After it was primed I could get a better idea of how it was going to look. Better, but not there yet. I carried on with 120 grit for now because I knew I’d be applying another coat of epoxy to seal it and more high build. While the weather was sub-optimal for paint spraying I could get on with making sure it was prepared as best as I could, filling and sanding. Slowly, over the coming weeks, I would get another coat of epoxy and high build on. I started wet sanding with 600. I could see some rust marks coming from some of the seams after the wet sanding so I did another round of Tiger seal at this point.

Wetting panels with panel wipe and checking the reflections, it was getting close to being ready for top coat. I decided to do the inside and underside first in the rollover jig, followed by the outside with the rest of it masked off.

A final scrub down with some scotch pad and I painted the underside. First, a wet coat of epoxy to seal everything up, followed by 3 coats of Upol Raptor tinted with my Triumph Signal Red colour. I was really pleased with the result and that should keep the rust at bay for some time.

 

I repeated the same for the inside after masking off the bottom side. So far, so good.

 

Under the dashboard is a tricky bit but my small detailing gun did the job. Doing the inside was good practice for the outside too. I removed the masking paper from the outside and worked on getting that flat again for a while, using finishing glaze on small areas that needed a touch-up. Eventually, I got to the stage where I thought it was time to take the plunge and just get the outside painted. I waited for a day when the weather was good and put a couple of coats of epoxy on thinking that if that looked good I’d go for top coat, if not, I’d just put a couple more coats of high build on and flat that back.
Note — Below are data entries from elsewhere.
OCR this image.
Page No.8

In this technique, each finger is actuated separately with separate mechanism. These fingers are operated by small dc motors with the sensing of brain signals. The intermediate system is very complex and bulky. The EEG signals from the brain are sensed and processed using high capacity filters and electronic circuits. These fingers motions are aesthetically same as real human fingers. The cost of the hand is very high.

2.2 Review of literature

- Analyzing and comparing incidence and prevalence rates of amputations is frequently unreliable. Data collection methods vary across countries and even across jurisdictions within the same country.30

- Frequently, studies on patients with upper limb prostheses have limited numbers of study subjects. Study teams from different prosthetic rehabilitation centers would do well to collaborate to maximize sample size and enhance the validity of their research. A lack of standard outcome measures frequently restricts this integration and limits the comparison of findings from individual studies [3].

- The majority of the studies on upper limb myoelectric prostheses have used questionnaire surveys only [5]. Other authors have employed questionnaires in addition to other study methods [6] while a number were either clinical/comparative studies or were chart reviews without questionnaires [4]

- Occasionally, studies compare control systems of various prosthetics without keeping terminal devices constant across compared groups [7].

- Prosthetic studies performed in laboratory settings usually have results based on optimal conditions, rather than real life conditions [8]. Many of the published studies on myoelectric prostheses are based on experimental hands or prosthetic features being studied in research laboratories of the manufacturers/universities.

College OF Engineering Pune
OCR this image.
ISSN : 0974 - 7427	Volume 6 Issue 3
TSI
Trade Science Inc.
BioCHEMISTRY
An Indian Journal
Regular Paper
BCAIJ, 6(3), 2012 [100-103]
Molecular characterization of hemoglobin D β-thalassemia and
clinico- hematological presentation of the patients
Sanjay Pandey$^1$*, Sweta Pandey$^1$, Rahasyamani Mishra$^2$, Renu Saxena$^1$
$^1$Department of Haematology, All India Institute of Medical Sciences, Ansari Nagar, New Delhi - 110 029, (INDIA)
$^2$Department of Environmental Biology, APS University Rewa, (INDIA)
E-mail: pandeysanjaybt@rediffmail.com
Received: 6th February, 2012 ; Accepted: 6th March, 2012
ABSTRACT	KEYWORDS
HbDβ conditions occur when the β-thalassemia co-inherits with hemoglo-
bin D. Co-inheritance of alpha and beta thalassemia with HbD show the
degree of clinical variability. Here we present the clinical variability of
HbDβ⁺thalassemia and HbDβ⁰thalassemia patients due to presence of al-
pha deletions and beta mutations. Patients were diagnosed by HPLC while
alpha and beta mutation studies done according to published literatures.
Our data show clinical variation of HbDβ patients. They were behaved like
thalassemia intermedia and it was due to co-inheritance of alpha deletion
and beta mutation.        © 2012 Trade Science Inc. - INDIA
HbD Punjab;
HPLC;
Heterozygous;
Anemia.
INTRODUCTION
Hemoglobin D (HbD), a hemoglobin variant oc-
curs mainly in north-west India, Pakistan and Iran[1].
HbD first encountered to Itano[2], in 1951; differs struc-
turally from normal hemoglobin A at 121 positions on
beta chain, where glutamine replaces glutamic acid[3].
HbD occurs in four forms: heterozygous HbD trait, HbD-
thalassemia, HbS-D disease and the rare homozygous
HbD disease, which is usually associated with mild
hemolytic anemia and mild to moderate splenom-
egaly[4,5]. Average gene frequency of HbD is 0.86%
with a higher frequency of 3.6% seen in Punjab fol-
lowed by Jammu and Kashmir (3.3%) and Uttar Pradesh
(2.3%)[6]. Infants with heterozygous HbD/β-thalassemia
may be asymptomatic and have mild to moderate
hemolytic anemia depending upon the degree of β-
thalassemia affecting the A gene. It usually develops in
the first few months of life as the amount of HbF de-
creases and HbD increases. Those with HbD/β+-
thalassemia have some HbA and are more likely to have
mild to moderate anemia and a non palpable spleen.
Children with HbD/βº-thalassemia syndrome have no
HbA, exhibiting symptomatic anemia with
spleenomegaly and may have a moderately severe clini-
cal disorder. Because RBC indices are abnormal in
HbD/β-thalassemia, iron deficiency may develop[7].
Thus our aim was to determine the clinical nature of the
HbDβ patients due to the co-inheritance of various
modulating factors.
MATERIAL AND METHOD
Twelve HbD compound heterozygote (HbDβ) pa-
It looked good after a couple of coats of epoxy so I took the plunge and put 4 coats of signal red on. I had a couple of runs and quite a few dust particles/insects land on the rear deck.

Not the best finish straight from the gun but I should have thinned the epoxy more to use it as a sealer. That way the top coat would have flowed more and left a better finish. A lot of polishing would follow.

The orange peel is definitely evident over the whole car but I was willing to respray a panel or two if it didn’t come up well after polishing.

I spent the next couple of months cutting and polishing. Having an adjustable speed polisher makes a lot of difference as well as using decent polishing products. I settled on wet sanding with 1500, followed by Farecla G3 cutting compound on a firm white “waffle” style pad and finishing up with Meguiars #205 Ultra Finishing Polish on a soft black waffle pad. I tried a couple of finishing polishes including Farecla G10 which I didn’t rate at all—too many swirl marks. Meguiars #205 is brilliant stuff—it doesn’t go claggy and really leaves minimal swirl marks. Not the cheapest option but it is proof that you get what you pay for.

I think if I had thinned the final coat of epoxy down a lot more, I would have got away with less orange peel and probably wouldn’t have had to cut and polish so much. I did end up going through the top coat in a few places so that would need rectifying. It was looking pretty good though and would be subject to a full wash and wax yet. I think it’s going to look pretty pleasing when all the brightwork and trim are fitted.

Since it was now getting on in the year and December was just around the corner, I decided to finish up with polishing and move on to getting it ready for fitting to the chassis. I removed all the masking tape and paper and applied Buzzweld Zero-Prep to the inner sills and panels. Any re-spraying that would need doing could be done in the spring next year. Now I just needed to get the engine and drivetrain fitted to the chassis before fitting the body. Once that was done I could concentrate on my job for the winter which is making repairs to the bonnet.